I was in so much trouble.

“Daddy—”

“He wanted me to pass on that you’d left one of your textbooks and your umbrella behind after your class this week.” He adjusted his glasses and pulled the note closer. “And if I would be so kind as to pass on that he hopes you’re doing well with your current assignment, and he’s looking forward to seeing the final outcome.”

“I can explain—”

“I don’t wish for you to explain, Gabriella.” He tossed the note down on the table and turned back to his paper. “What I would like is for you to leave me alone so that I can read my paper.”

My heart had sunk so far it wasn’t even in my body yet. It’d gone right through my feet, the floor, the surface of the Earth.

This wasn’t how he was supposed to find out.

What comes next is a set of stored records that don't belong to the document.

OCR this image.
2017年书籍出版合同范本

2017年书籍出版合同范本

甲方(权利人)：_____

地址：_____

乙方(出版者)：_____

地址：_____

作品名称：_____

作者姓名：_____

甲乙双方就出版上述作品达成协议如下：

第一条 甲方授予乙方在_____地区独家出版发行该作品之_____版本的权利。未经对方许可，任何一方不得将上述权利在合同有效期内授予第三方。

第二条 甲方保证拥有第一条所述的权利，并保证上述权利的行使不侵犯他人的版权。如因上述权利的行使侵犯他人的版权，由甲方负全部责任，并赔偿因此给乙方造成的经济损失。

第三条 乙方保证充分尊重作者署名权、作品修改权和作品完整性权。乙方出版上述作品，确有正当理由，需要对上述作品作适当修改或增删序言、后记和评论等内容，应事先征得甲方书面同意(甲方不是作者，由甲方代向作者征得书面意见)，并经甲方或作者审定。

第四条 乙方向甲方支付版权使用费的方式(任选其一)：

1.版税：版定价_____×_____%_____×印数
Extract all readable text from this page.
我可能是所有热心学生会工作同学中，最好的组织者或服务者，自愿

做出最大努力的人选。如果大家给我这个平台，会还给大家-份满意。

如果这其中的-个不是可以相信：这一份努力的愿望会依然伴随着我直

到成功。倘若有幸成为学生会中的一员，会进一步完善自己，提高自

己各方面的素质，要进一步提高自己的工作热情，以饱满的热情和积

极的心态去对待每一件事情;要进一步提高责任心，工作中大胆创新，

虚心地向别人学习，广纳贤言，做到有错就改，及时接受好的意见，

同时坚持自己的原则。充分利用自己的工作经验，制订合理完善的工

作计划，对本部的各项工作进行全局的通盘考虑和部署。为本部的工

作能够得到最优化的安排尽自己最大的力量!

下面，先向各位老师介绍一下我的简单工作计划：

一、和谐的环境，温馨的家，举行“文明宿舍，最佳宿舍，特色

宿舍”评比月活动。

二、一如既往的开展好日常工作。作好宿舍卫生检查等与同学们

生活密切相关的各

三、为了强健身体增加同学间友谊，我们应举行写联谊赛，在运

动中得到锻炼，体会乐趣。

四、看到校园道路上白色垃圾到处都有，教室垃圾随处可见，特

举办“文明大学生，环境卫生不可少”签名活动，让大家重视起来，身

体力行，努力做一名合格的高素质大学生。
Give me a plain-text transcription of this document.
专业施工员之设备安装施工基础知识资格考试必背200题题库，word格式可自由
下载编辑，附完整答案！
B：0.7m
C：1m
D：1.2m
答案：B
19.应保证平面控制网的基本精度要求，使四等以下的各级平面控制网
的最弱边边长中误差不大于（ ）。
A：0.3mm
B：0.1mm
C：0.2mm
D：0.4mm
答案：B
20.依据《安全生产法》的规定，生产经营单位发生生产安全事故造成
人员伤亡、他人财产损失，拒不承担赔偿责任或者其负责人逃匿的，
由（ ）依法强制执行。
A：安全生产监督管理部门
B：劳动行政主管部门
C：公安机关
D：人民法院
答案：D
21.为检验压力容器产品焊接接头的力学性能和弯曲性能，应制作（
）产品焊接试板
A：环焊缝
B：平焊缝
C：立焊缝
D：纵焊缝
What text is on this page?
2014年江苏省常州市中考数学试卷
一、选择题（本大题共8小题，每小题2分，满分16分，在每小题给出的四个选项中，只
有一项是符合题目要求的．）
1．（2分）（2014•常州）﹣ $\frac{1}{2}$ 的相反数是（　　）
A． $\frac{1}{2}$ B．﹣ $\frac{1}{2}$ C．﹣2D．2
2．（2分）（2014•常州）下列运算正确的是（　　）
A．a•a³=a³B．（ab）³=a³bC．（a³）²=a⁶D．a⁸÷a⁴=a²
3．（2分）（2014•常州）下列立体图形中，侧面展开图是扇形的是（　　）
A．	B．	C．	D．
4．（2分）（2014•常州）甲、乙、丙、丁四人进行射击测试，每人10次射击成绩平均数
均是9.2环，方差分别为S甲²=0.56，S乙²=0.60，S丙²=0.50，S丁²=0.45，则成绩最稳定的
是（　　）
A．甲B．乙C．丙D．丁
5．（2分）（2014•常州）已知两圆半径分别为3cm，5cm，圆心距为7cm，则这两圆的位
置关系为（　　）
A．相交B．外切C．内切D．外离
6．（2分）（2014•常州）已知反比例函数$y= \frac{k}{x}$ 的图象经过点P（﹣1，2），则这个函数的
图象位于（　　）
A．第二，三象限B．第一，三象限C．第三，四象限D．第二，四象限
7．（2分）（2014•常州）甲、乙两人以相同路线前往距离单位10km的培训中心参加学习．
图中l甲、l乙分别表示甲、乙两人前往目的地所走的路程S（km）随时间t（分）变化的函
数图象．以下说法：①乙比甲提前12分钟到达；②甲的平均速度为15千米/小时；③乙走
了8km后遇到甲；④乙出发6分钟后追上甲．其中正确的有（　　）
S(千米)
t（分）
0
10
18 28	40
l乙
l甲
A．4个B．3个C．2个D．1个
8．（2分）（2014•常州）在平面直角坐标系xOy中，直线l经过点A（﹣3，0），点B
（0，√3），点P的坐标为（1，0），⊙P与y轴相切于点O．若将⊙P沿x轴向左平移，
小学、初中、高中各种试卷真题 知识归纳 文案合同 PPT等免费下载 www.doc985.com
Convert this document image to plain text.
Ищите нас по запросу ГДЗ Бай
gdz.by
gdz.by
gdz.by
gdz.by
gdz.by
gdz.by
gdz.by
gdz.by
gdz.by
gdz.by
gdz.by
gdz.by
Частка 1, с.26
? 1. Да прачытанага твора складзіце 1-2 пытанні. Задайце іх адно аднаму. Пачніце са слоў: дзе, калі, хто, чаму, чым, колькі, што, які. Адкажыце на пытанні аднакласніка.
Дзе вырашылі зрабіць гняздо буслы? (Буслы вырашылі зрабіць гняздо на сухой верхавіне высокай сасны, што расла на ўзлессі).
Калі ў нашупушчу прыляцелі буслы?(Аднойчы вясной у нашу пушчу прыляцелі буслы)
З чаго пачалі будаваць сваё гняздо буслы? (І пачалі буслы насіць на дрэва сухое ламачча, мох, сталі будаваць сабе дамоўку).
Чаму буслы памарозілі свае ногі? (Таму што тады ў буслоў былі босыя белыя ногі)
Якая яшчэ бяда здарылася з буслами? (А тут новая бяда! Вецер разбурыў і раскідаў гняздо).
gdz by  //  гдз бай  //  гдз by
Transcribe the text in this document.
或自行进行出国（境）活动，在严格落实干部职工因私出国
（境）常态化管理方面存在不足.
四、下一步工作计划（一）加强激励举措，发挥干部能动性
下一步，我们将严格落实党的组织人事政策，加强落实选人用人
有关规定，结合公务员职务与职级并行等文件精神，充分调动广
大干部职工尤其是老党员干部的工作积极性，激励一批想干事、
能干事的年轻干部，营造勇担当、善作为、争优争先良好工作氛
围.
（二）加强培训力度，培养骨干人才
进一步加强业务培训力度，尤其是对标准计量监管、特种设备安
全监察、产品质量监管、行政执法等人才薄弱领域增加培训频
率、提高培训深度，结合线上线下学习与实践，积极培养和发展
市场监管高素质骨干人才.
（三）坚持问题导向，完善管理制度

“I understand,” I said in a small voice. I felt as though I was six years old again and I’d been caught smuggling biscuits out of the biscuit tin under my t-shirt. “I’ll be in my room if you need me.”

He didn’t respond, so I left him to his newspaper. I wrapped my arms around myself and went upstairs, almost falling backwards when I saw Aunt Cat standing there, hugging her books about plumbing.

“He’s so mad at you he didn’t even yell about the goats,” she said morosely. “I almost contemplated letting them out to annoy him, but I thought I might give him an aneurysm.”

I forced a weak smile.

“And let’s face it. Your brother wouldn’t know how to run this estate unless we wrote the instructions on the back of a vodka bottle.”